In Genesis 34, we have a bit of a family crisis, and that’s an understatement. Jacob’s daughter Dinah is raped. Her brothers exact brutal, disproportionate revenge for this and kill many men in the process. What must Jacob have felt about this? I don’t know exactly what, but it is likely he was grieving the pain of his daughter as well as the disappointing way his violent sons had turned out.
It’s interesting what happens next. In Genesis 35, God tells Jacob to “Go to Bethel at once, and live there. Build an altar there to me, the God who appeared to you when you were running away from your brother Esau.”
In a sense, God is telling Jacob to “go back to the beginning again”. Much earlier in Jacob’s life, when he first fled due to a family conflict he had created, God revealed Himself to Jacob at Bethel. Jacob then called “Bethel” the house of the Lord. Now, Jacob is to return to the place where God first revealed himself to Jacob. He is to worship God.

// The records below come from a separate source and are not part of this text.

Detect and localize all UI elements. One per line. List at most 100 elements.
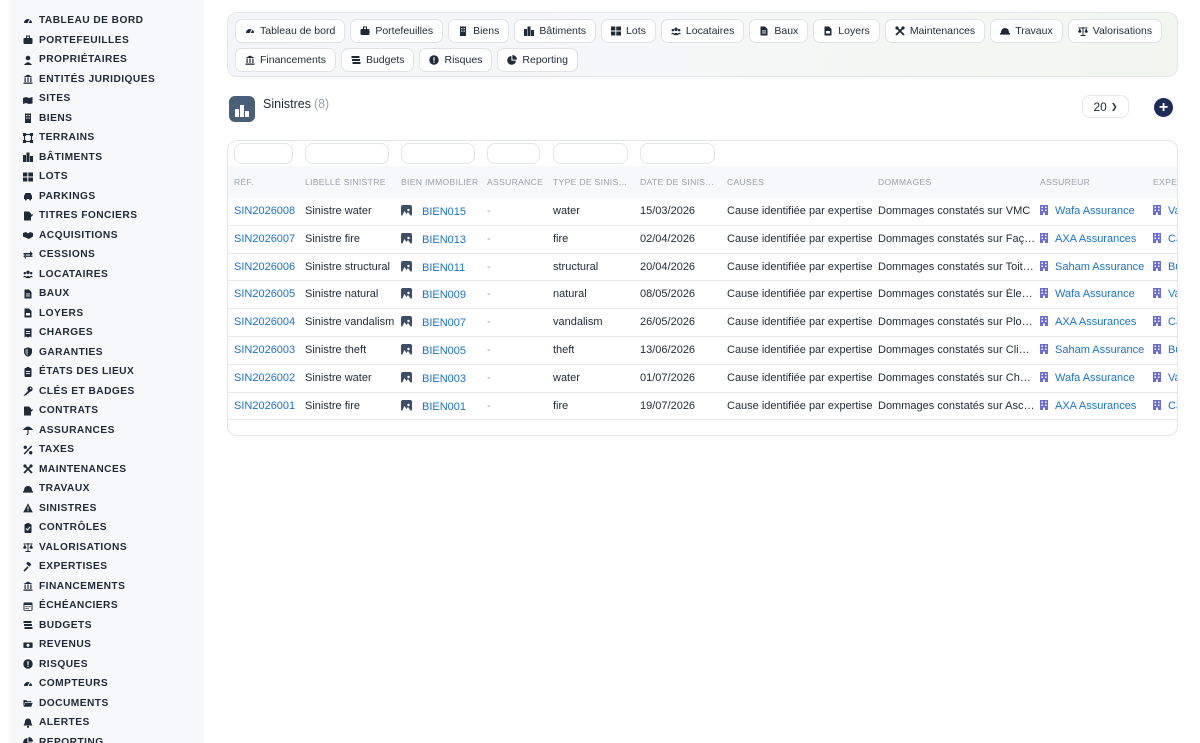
per-page-select[interactable]: 20 ❯: [1082, 95, 1129, 118]
sidebar-item-charges[interactable]: CHARGES: [10, 323, 204, 343]
sidebar-item-tableau-de-bord[interactable]: TABLEAU DE BORD: [10, 11, 204, 31]
cell-assureur[interactable]: AXA Assurances: [1040, 232, 1136, 245]
table-row[interactable]: SIN2026005 Sinistre natural BIEN009 - natura…: [228, 281, 1177, 310]
cell-ref[interactable]: SIN2026001: [234, 400, 295, 412]
nav-button-valorisations[interactable]: Valorisations: [1067, 19, 1163, 43]
nav-button-risques[interactable]: Risques: [419, 48, 493, 72]
column-header-assureur[interactable]: ASSUREUR: [1040, 177, 1090, 187]
cell-assureur[interactable]: AXA Assurances: [1040, 316, 1136, 328]
sidebar-item-expertises[interactable]: EXPERTISES: [10, 557, 204, 577]
cell-expert[interactable]: Va: [1153, 288, 1177, 300]
filter-input-ref[interactable]: [234, 143, 293, 164]
sidebar-item-revenus[interactable]: REVENUS: [10, 635, 204, 655]
cell-expert[interactable]: Ca: [1153, 399, 1177, 412]
nav-button-batiments[interactable]: Bâtiments: [514, 19, 597, 43]
filter-input-date-de-sinis[interactable]: [640, 143, 715, 164]
cell-ref[interactable]: SIN2026008: [234, 205, 295, 217]
sidebar-item-budgets[interactable]: BUDGETS: [10, 616, 204, 636]
sidebar-item-batiments[interactable]: BÂTIMENTS: [10, 148, 204, 168]
sidebar-item-reporting[interactable]: REPORTING: [10, 733, 204, 743]
cell-ref[interactable]: SIN2026007: [234, 233, 295, 245]
filter-input-libelle-sinistre[interactable]: [305, 143, 389, 164]
table-row[interactable]: SIN2026003 Sinistre theft BIEN005 - theft 13/…: [228, 337, 1177, 365]
table-row[interactable]: SIN2026007 Sinistre fire BIEN013 - fire 02/04…: [228, 226, 1177, 254]
cell-ref[interactable]: SIN2026002: [234, 372, 295, 384]
column-header-exper[interactable]: EXPER: [1153, 177, 1177, 187]
sidebar-item-garanties[interactable]: GARANTIES: [10, 343, 204, 363]
nav-button-biens[interactable]: Biens: [448, 19, 510, 43]
sidebar-item-valorisations[interactable]: VALORISATIONS: [10, 538, 204, 558]
column-header-dommages[interactable]: DOMMAGES: [878, 177, 932, 187]
sidebar-item-taxes[interactable]: TAXES: [10, 440, 204, 460]
column-header-assurance[interactable]: ASSURANCE: [487, 177, 543, 187]
sidebar-item-compteurs[interactable]: COMPTEURS: [10, 674, 204, 694]
sidebar-item-cles-et-badges[interactable]: CLÉS ET BADGES: [10, 382, 204, 402]
cell-bien[interactable]: BIEN001: [401, 399, 466, 413]
cell-ref[interactable]: SIN2026003: [234, 344, 295, 356]
cell-expert[interactable]: Bu: [1153, 343, 1177, 356]
cell-expert[interactable]: Ca: [1153, 232, 1177, 245]
filter-input-type-de-sinis[interactable]: [553, 143, 628, 164]
cell-assureur[interactable]: Wafa Assurance: [1040, 371, 1135, 384]
column-header-causes[interactable]: CAUSES: [727, 177, 764, 187]
cell-bien[interactable]: BIEN011: [401, 260, 465, 274]
column-header-type-de-sinis[interactable]: TYPE DE SINIS…: [553, 177, 627, 187]
nav-button-locataires[interactable]: Locataires: [660, 19, 745, 43]
column-header-libelle-sinistre[interactable]: LIBELLÉ SINISTRE: [305, 177, 386, 187]
cell-assureur[interactable]: AXA Assurances: [1040, 399, 1136, 412]
nav-button-tableau-de-bord[interactable]: Tableau de bord: [235, 19, 346, 43]
sidebar-item-echeanciers[interactable]: ÉCHÉANCIERS: [10, 596, 204, 616]
sidebar-item-financements[interactable]: FINANCEMENTS: [10, 577, 204, 597]
cell-assureur[interactable]: Saham Assurance: [1040, 343, 1144, 356]
sidebar-item-acquisitions[interactable]: ACQUISITIONS: [10, 226, 204, 246]
sidebar-item-maintenances[interactable]: MAINTENANCES: [10, 460, 204, 480]
sidebar-item-risques[interactable]: RISQUES: [10, 655, 204, 675]
cell-bien[interactable]: BIEN015: [401, 205, 466, 218]
column-header-bien-immobilier[interactable]: BIEN IMMOBILIER: [401, 177, 479, 187]
table-row[interactable]: SIN2026004 Sinistre vandalism BIEN007 - vand…: [228, 309, 1177, 337]
sidebar-item-titres-fonciers[interactable]: TITRES FONCIERS: [10, 206, 204, 226]
cell-bien[interactable]: BIEN009: [401, 288, 466, 301]
cell-bien[interactable]: BIEN013: [401, 232, 466, 246]
nav-button-lots[interactable]: Lots: [601, 19, 656, 43]
filter-input-assurance[interactable]: [487, 143, 540, 164]
table-row[interactable]: SIN2026006 Sinistre structural BIEN011 - str…: [228, 254, 1177, 282]
nav-button-budgets[interactable]: Budgets: [340, 48, 415, 72]
sidebar-item-portefeuilles[interactable]: PORTEFEUILLES: [10, 31, 204, 51]
sidebar-item-sinistres[interactable]: SINISTRES: [10, 499, 204, 519]
cell-bien[interactable]: BIEN005: [401, 343, 466, 357]
sidebar-item-travaux[interactable]: TRAVAUX: [10, 479, 204, 499]
table-row[interactable]: SIN2026008 Sinistre water BIEN015 - water 15/…: [228, 198, 1177, 226]
cell-expert[interactable]: Va: [1153, 371, 1177, 384]
sidebar-item-proprietaires[interactable]: PROPRIÉTAIRES: [10, 50, 204, 70]
sidebar-item-alertes[interactable]: ALERTES: [10, 713, 204, 733]
cell-bien[interactable]: BIEN007: [401, 316, 466, 329]
nav-button-loyers[interactable]: Loyers: [813, 19, 880, 43]
nav-button-maintenances[interactable]: Maintenances: [884, 19, 986, 43]
cell-assureur[interactable]: Wafa Assurance: [1040, 288, 1135, 300]
sidebar-item-documents[interactable]: DOCUMENTS: [10, 694, 204, 714]
cell-bien[interactable]: BIEN003: [401, 371, 466, 385]
nav-button-financements[interactable]: Financements: [235, 48, 336, 72]
table-row[interactable]: SIN2026001 Sinistre fire BIEN001 - fire 19/07…: [228, 393, 1177, 421]
sidebar-item-biens[interactable]: BIENS: [10, 109, 204, 129]
column-header-ref[interactable]: RÉF.: [234, 177, 254, 187]
sidebar-item-assurances[interactable]: ASSURANCES: [10, 421, 204, 441]
add-button[interactable]: +: [1154, 98, 1173, 117]
cell-expert[interactable]: Va: [1153, 205, 1177, 217]
sidebar-item-entites-juridiques[interactable]: ENTITÉS JURIDIQUES: [10, 70, 204, 90]
sidebar-item-cessions[interactable]: CESSIONS: [10, 245, 204, 265]
nav-button-portefeuilles[interactable]: Portefeuilles: [350, 19, 444, 43]
cell-expert[interactable]: Ca: [1153, 316, 1177, 328]
sidebar-item-lots[interactable]: LOTS: [10, 167, 204, 187]
sidebar-item-baux[interactable]: BAUX: [10, 284, 204, 304]
filter-input-bien-immobilier[interactable]: [401, 143, 475, 164]
nav-button-reporting[interactable]: Reporting: [497, 48, 578, 72]
table-row[interactable]: SIN2026002 Sinistre water BIEN003 - water 01/…: [228, 365, 1177, 393]
cell-ref[interactable]: SIN2026005: [234, 288, 295, 300]
sidebar-item-sites[interactable]: SITES: [10, 89, 204, 109]
nav-button-travaux[interactable]: Travaux: [990, 19, 1063, 43]
sidebar-item-locataires[interactable]: LOCATAIRES: [10, 265, 204, 285]
sidebar-item-loyers[interactable]: LOYERS: [10, 304, 204, 324]
sidebar-item-controles[interactable]: CONTRÔLES: [10, 518, 204, 538]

God can call us to do so as well. We can be tired, or worn, or battered from crises and disappointments in life.
But then: go back to the beginning again. Remember when God revealed Himself to you. Remember what He has promised. At Bethel, God told Jacob he’d be with him. In Genesis 35, Jacob affirmed that God has kept His promise.
When life disappoints, let’s look back at how God has kept His word to us over the years. He’ll do it again.
Let’s remember the love and joy we had in Jesus and His salvation, and ask God to give us that joy again. He is a God who renews us.